There it was: the N+1 problem, doubled. The first query loaded all customers (1). Then c.orders in the loop lazily fired one query per customer (N). Then o.items fired one query per order (another, larger N). For thousands of customers and tens of thousands of orders, the page issued tens of thousands of queries — each individually fast (so nothing showed in the slow-query log), but collectively catastrophic. The bottleneck wasn't query speed; it was query count and the per-query round-trip overhead.

This is exactly why the slow-query log was empty: N+1 is death by a thousand (fast) cuts, not one slow query. You can only see it by watching the number of queries — which is why echo=True (or an APM tool) is the diagnostic.

The fix: eager loading

Tell the ORM to load the relationships up front in a fixed number of queries instead of lazily one-at-a-time:

from sqlalchemy.orm import selectinload

customers = session.scalars(
    select(Customer).options(
        selectinload(Customer.orders).selectinload(Order.items)   # load orders, then their items
    )
).all()
for c in customers:
    order_count = len(c.orders)                  # already loaded — no query
    total = sum(item.quantity * item.unit_price
                for o in c.orders for item in o.items)   # already loaded — no query
    rows.append((c.first_name, c.last_name, order_count, total))

Now the ORM issues 3 queries total, regardless of customer count: one for customers, one for all their orders (WHERE customer_id IN (...)), one for all those orders' items. The page dropped from 30+ seconds and tens of thousands of queries to well under a second and 3 queries. The Python code barely changed — only the loading strategy.

(For this aggregate — counts and totals — an even better fix is to compute it in SQL directly: a GROUP BY query, or a raw-SQL report (Case Study 2). Eager loading fixes the N+1; pushing the aggregation into the database avoids materializing all the objects at all.

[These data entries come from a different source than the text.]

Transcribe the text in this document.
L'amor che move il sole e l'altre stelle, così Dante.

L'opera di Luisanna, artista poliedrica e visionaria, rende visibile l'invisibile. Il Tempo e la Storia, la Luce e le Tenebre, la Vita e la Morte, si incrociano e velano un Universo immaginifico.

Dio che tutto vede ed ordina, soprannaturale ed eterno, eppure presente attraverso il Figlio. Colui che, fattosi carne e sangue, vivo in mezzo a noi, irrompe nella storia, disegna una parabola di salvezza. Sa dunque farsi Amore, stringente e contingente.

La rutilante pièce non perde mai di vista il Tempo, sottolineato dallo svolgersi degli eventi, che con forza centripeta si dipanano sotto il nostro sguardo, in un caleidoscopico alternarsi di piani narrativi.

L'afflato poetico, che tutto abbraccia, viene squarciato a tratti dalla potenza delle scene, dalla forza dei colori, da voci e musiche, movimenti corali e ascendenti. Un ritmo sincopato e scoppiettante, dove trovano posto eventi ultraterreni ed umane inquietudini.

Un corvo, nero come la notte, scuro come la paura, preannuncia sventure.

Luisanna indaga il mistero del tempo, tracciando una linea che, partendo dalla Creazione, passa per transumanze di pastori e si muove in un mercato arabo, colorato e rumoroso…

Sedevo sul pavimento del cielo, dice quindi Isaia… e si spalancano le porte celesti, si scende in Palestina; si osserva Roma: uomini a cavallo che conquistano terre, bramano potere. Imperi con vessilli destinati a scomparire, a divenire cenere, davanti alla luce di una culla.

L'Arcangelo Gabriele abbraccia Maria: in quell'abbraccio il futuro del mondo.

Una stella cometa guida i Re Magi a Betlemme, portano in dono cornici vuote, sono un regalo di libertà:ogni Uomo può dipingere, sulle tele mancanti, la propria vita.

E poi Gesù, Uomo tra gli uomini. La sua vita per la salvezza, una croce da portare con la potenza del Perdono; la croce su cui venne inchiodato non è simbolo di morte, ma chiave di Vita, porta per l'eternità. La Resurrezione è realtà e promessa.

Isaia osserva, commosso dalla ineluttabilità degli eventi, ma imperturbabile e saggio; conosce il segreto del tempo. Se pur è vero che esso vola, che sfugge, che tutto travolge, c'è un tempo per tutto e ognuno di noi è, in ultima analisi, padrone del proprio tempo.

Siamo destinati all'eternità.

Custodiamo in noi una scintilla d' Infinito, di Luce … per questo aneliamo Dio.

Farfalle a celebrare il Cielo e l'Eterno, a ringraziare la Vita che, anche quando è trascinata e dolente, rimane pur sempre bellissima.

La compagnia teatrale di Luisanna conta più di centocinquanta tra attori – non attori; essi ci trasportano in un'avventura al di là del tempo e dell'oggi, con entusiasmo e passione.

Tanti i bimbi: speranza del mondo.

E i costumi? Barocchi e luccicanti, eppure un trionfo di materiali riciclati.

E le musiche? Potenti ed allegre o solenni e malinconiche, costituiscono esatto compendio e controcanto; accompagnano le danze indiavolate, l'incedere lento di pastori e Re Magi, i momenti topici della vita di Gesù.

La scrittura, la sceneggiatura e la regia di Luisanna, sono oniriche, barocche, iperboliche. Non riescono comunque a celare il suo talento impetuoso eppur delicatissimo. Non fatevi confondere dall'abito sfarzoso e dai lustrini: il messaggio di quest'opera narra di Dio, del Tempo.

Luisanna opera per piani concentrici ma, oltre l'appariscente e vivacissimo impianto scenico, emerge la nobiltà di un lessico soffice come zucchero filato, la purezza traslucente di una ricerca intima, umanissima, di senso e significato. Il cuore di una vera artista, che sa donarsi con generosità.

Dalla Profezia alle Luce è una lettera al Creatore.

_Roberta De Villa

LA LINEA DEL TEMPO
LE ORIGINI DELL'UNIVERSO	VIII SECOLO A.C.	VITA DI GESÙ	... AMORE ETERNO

The team used eager loading for the object list and a separate aggregate query for the totals.)

The analysis

  1. N+1 is the ORM's signature performance bug. Convenient relationship access (c.orders) in a loop secretly fires a query per row. The code reads beautifully and performs terribly. It's the most common ORM mistake, period.

  2. It's invisible at small scale and in the slow-query log. 5 test customers = 6 fast queries (fine). 5,000 = 5,001 (disaster). And because each query is fast, the slow-query log shows nothing — the problem is query count, not query duration. You must watch the number of queries.

  3. echo=True (or APM) is the diagnostic. You cannot fix what you cannot see. Logging the generated SQL revealed the per-row queries instantly. Watching the SQL an ORM generates is a core skill — the ORM hides the SQL, so you must deliberately surface it.

  4. Eager loading is the fix. selectinload/joinedload load related data in a fixed number of queries. Choose it whenever you'll access a relationship for many parent rows. (selectinload = a second IN query; joinedload = a JOIN — pick by data shape.)

  5. For aggregates, prefer SQL over loading objects. Counting/summing by loading all objects into Python is wasteful even with eager loading; a GROUP BY (or raw SQL) computes it in the database. Don't materialize thousands of objects just to count them.

Discussion questions

  1. Why was the page slow even though no individual query was slow (and the slow-query log was empty)?
  2. Count the queries the original code issues for C customers with O orders each. Why is that catastrophic?
  3. How did echo=True reveal the problem? Why is watching generated SQL essential with an ORM?
  4. How does selectinload reduce thousands of queries to a constant few?
  5. ⭐ For the order-count/total specifically, why might a GROUP BY query be even better than eager-loading all the objects?